In May, 1951, the father filed an action styled in the divorce cause, in which the decree in the former action was set forth, and it was alleged: The mother has remarried, her present husband being V. W. Shaner, and she has "moved beyond the limits of Georgia and out of the jurisdiction of this honorable court." (Paragraph 2.) (The words, "and out of the jurisdiction of this honorable court," were stricken by amendment.) The father sent funds for the support of the child until February 15, 1951. The intent of the decree was that the child would not be removed from the State of Georgia, the father would be allowed reasonable visitations to the child, and funds for its support would not be diverted to any other use. The intention of the decree has been violated, in that the child has been removed beyond the State, which action is in violation of the laws of Georgia, a contravention of the public policy of the State, and not to the best interest of the child. The father has been denied reasonable visitations "because it [the child] is now in the State of Ohio and not accessible." (Paragraph 7b.) The mother has not considered the best interest of the child. She has forced it to adopt the name of its stepfather, and has denied it knowledge of its true paternal parent by telling the child that it is the son of her present husband. She has diverted funds of the child to the use of her present husband. The mother's actions are violations of the decree, and are changes in conditions materially affecting the welfare and well-being of the child. She is not a fit and proper person to have custody of the child.

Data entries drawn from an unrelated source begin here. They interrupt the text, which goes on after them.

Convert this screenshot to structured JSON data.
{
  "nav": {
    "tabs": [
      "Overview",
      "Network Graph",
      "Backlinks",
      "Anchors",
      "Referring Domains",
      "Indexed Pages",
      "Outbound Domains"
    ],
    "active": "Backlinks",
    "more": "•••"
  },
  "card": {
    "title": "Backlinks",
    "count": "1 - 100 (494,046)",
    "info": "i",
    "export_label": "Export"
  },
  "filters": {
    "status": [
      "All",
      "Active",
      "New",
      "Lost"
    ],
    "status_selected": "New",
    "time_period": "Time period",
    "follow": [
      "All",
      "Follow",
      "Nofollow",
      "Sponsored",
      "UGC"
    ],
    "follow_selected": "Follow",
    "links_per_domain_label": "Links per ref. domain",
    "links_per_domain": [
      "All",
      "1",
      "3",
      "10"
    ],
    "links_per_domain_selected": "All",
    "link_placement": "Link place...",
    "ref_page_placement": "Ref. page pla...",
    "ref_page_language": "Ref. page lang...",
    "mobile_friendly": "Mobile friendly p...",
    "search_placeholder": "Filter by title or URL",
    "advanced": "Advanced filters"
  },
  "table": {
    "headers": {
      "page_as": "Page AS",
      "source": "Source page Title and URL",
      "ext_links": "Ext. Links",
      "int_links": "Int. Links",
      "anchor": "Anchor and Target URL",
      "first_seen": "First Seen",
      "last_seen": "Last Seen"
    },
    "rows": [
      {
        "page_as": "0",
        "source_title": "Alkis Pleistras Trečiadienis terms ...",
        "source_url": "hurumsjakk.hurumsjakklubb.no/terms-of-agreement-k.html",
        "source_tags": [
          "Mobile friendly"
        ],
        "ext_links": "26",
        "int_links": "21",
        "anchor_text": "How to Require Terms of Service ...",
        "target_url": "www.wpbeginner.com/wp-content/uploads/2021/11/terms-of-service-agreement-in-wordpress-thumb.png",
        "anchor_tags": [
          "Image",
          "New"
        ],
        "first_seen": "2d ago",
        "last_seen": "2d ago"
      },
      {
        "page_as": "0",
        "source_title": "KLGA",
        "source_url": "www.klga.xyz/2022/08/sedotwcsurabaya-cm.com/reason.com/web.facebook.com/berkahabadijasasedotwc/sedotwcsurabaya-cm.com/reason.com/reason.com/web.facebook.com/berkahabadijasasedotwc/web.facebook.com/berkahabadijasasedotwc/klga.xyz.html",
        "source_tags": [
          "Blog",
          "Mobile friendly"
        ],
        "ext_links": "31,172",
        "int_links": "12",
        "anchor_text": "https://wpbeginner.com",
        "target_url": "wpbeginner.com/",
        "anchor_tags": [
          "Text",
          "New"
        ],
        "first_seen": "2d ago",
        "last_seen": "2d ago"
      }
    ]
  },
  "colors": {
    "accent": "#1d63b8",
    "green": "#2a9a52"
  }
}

The prayers were for a rule nisi, that complete custody of the minor child be awarded to the father, that the decree be modified and revised accordingly, that the provision for alimony be abated, and that the rule nisi, when issued, be served upon the attorney of record for the former wife in the divorce action.
Service of the rule and motion was made upon E. C. Harvey Jr., as attorney for the former wife. The mother filed a general demurrer on the ground that "said petition does not as a whole, nor do any of its several counts, paragraphs or parts, show a cause of action against plaintiff."
The trial judge sustained the general demurrer and dismissed the motion for custody by the father. The exception is to that judgment.